I built a free local video captioner specifically tuned for LTX-2.3 training —

A free, local tool uses Gliese-Qwen3.5-9B to create captions so accurate they can reconstruct the original video.

Deep Dive

A developer known as WildSpeaker7315 has released a free, open-source tool designed to generate high-quality video captions specifically for training the LTX-2.3 AI model. The core innovation is that the captions are so descriptively accurate that feeding them back into LTX-2.3 should allow the model to reconstruct the original video, proving their quality for training data. The tool accepts videos, images, or mixed folders for batch processing and outputs captions in a single-paragraph, cinematic prose style formatted for Musubi LoRA training.

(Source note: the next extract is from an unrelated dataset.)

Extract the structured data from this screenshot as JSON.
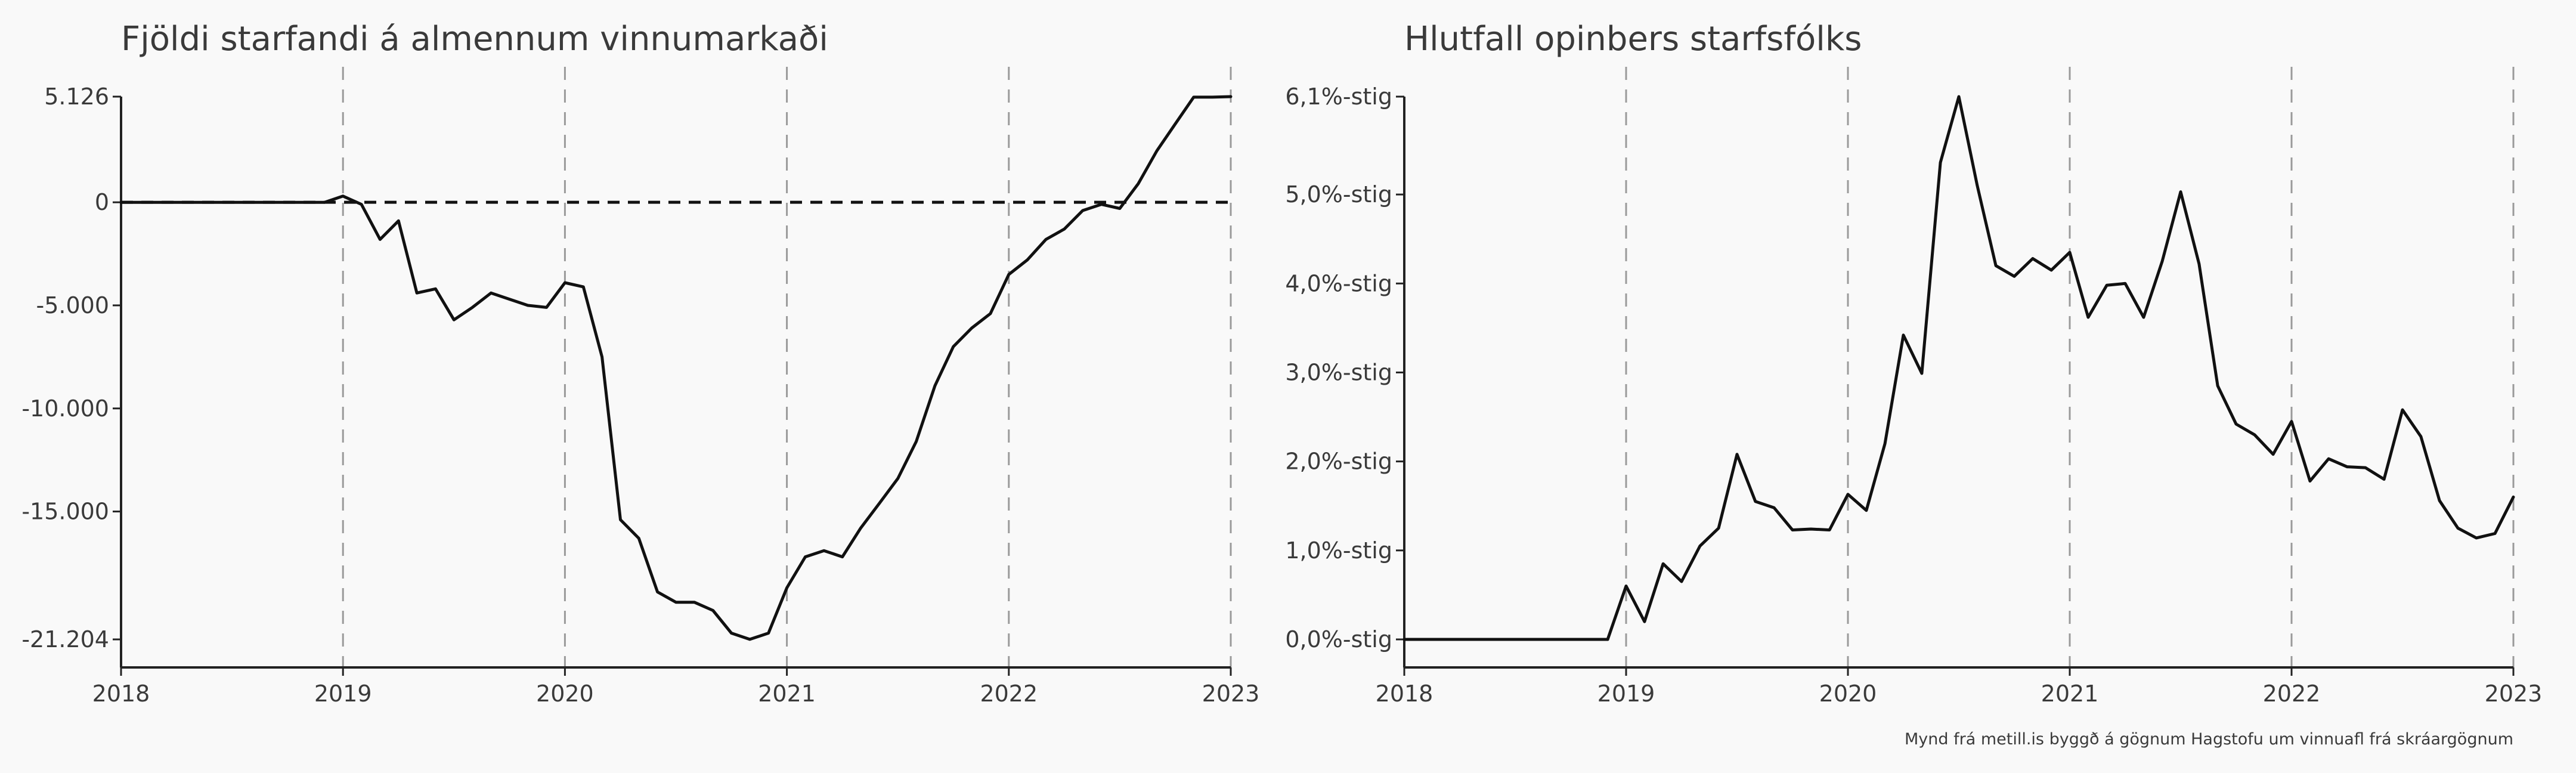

Powered by the fine-tuned Gliese-Qwen3.5-9B vision-language model, the application runs 100% locally with no API costs, requiring only an initial model download. It features a sophisticated 'focus injection' system that lets users steer the AI's attention to specific aspects like fabric texture, body motion, or facial details. Notably, the system prompt includes specialized vocabulary for adult content, with rules for describing sheer fabric, garment removal, and explicit motion, while also adapting seamlessly to fully clothed, SFW material. It's designed to run on consumer hardware from the RTX 3000 series and up, with automatic CPU offloading for cards with lower VRAM, and offers a simple Gradio UI launched via a START.bat file.

Key Points
  • Generates captions in Musubi LoRA format accurate enough for LTX-2.3 to potentially reconstruct source videos.
  • Powered by the fine-tuned Gliese-Qwen3.5-9B VLM and runs 100% locally on RTX 3000+ GPUs with no API fees.
  • Includes a focus injection system and specialized vocabulary for precise description of both SFW and NSFW content.

Why It Matters

This democratizes high-quality training data creation for video AI models, removing cost barriers and privacy concerns for researchers and creators.